Will you be doing anything “extra” when you bring A Rupture in the Interiors to McMinnville?
I think I am just going to read the poems for this one!
Rupture’s afterword states that the inspiration was a dream in which you wrote a book called Silkyard, which led to a study of texts related to silk and the “anthropology of human skin,” along with your own experiences. It looks very different from several other collections of yours. How did Rupture come together, the process of writing it?
I collected text from those sources and interwove my own text based on observations and experiences around issues with hair and skin. I decided the book would be nine chapters and picked a theme for each. I had a lot of lists of phrases and moved them around and iterated on them until I achieved interesting results. It took me around two years to complete the book, and it was a struggle.
How long does it usually take to complete a collection?
Typically, when I am focused, it takes me one to one-and-a-half years to write. This manuscript was the most grueling one I have written. At one point, in an attempt to make the process fun, I printed all the poems and put them in a pretty binder with notes on origami paper, trying to figure out how to assemble the pieces. Landing on the form was a real challenge – and critical. I think I tried five different forms before I landed on the final version, which is a centered body of text, with italicized lines representing a loose narrative of a female figure threaded throughout the book. It was kind of terrifying to center the poems, but once I did that, I knew that’s what the form needed to be.

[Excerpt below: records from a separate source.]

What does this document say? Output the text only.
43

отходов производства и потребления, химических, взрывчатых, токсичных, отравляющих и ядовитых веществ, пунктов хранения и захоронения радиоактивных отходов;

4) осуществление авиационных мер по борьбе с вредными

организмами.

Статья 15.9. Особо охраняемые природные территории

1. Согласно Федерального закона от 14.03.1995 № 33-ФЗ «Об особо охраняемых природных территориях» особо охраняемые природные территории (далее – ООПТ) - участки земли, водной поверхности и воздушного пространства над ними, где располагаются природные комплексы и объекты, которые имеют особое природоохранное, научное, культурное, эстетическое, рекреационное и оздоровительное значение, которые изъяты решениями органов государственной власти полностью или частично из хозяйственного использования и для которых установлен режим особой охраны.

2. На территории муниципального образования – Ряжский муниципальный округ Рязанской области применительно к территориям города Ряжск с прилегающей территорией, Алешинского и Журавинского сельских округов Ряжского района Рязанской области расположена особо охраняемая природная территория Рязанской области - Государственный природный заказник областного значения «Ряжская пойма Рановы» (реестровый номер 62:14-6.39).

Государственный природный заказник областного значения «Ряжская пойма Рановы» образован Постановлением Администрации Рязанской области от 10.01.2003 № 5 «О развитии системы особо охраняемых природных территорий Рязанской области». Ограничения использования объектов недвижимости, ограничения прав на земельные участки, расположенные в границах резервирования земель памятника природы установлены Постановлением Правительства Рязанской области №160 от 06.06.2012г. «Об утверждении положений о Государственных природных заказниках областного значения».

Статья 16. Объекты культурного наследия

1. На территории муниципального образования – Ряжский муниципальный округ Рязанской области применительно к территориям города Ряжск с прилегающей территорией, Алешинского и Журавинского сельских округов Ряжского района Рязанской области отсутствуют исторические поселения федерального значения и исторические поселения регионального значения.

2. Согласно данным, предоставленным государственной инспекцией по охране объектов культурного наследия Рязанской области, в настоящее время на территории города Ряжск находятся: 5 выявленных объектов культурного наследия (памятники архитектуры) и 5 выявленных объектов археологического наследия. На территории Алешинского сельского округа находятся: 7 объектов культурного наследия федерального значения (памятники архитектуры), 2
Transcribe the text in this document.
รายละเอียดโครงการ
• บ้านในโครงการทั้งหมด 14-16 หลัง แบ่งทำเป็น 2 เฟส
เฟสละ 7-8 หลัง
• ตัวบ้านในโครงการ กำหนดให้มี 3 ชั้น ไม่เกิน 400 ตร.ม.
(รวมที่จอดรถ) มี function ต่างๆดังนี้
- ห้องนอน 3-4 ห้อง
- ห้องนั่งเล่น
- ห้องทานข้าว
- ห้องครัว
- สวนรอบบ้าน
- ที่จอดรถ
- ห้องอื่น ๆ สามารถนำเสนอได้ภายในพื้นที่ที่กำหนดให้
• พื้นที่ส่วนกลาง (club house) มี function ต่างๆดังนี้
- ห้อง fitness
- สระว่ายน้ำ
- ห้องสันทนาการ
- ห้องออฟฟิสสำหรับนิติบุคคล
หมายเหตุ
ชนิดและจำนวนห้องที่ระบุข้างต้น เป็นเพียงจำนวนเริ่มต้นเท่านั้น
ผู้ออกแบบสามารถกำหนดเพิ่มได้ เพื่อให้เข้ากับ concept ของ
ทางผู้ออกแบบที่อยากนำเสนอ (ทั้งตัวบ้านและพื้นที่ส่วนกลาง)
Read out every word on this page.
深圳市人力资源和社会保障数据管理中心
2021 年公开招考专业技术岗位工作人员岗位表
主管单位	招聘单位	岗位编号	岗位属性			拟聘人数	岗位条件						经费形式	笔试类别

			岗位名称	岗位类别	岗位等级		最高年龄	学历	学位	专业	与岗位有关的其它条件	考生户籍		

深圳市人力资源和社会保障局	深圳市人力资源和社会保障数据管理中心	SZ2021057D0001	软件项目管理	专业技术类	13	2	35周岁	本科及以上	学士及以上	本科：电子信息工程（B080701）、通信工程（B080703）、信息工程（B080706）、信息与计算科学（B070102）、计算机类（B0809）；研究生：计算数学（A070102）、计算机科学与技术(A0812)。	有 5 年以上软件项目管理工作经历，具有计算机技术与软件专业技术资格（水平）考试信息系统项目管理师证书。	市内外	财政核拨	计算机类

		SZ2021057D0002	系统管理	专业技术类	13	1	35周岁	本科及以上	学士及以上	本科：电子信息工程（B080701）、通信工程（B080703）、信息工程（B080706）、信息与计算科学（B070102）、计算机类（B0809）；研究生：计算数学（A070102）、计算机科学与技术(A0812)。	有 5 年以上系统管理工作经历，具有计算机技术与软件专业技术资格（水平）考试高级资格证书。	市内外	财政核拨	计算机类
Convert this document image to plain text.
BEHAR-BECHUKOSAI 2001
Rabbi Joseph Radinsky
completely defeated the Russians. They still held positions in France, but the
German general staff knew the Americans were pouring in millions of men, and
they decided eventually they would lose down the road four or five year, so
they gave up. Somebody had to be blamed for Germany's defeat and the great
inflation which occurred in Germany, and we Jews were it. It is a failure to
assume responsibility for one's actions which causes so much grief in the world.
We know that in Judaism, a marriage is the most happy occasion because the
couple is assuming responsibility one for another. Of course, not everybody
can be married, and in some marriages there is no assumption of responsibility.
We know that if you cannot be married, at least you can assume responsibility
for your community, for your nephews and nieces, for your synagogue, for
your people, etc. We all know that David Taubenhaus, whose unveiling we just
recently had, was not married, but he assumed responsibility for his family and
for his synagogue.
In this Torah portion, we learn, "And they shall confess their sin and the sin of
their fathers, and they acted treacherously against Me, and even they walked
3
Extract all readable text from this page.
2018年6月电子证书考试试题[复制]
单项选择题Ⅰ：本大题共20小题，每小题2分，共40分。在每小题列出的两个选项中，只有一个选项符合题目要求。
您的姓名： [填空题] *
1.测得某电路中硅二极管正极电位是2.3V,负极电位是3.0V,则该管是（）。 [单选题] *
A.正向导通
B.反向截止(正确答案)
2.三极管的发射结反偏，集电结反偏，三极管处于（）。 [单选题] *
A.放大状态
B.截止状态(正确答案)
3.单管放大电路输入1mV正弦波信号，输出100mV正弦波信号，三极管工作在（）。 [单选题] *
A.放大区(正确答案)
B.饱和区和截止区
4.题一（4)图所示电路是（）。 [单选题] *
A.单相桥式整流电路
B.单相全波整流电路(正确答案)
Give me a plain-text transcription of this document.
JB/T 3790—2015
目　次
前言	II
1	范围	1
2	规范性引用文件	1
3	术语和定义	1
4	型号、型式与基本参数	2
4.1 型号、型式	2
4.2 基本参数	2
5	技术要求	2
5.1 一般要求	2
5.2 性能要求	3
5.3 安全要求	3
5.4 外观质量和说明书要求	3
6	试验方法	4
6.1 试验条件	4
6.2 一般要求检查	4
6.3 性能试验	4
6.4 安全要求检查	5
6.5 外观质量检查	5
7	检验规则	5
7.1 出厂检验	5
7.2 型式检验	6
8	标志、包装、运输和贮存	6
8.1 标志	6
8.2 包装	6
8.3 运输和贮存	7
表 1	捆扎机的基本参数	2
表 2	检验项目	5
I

Do you have anything in the works?
I have a manuscript called hold short bravo that was inspired by the 2014 disappearance of Malaysia Airlines Flight 370. I wondered how it was possible to be lost in a world under constant surveillance, and I wrote into that wonder and the horror of dislocation. The book aims to deliver the experience of disorientation and trauma inherent in uncertainty.
You’ve been doing readings for a few years now. What’s the arc of it been like, regarding audiences, interest? How has your experience of poetry-in-public changed, if at all?
The pandemic changed the landscape for art events for everyone. One thing that came out of it was the emergence of virtual readings as a legitimate option. I only did one during the peak, but would like to do more. It’s a great alternative to in-person events and far more accessible in that anyone (with tech capabilities) can attend. It’s also easier to do things like screening a film or sharing a slideshow.
I didn’t altogether miss doing events for a while – I am pretty introverted and part of me enjoyed the quiet hibernation period. I’d have been upset if I’d had a book published in 2020 and was unable to promote it, and I empathize with anyone in that situation.
My next book was published in 2023 and I’ve been able to hold events. The vibe is different now in that people feel grateful and excited to be able to get out and to commune with each other. There is still some fear and anxiety around gathering together, and I think that will be with us for a long time. But overall, there’s a sense of joy that these events are possible and an appreciation that attendees and those running venues — whether bookstores, galleries, or people’s own homes — are still supporting artists in this way.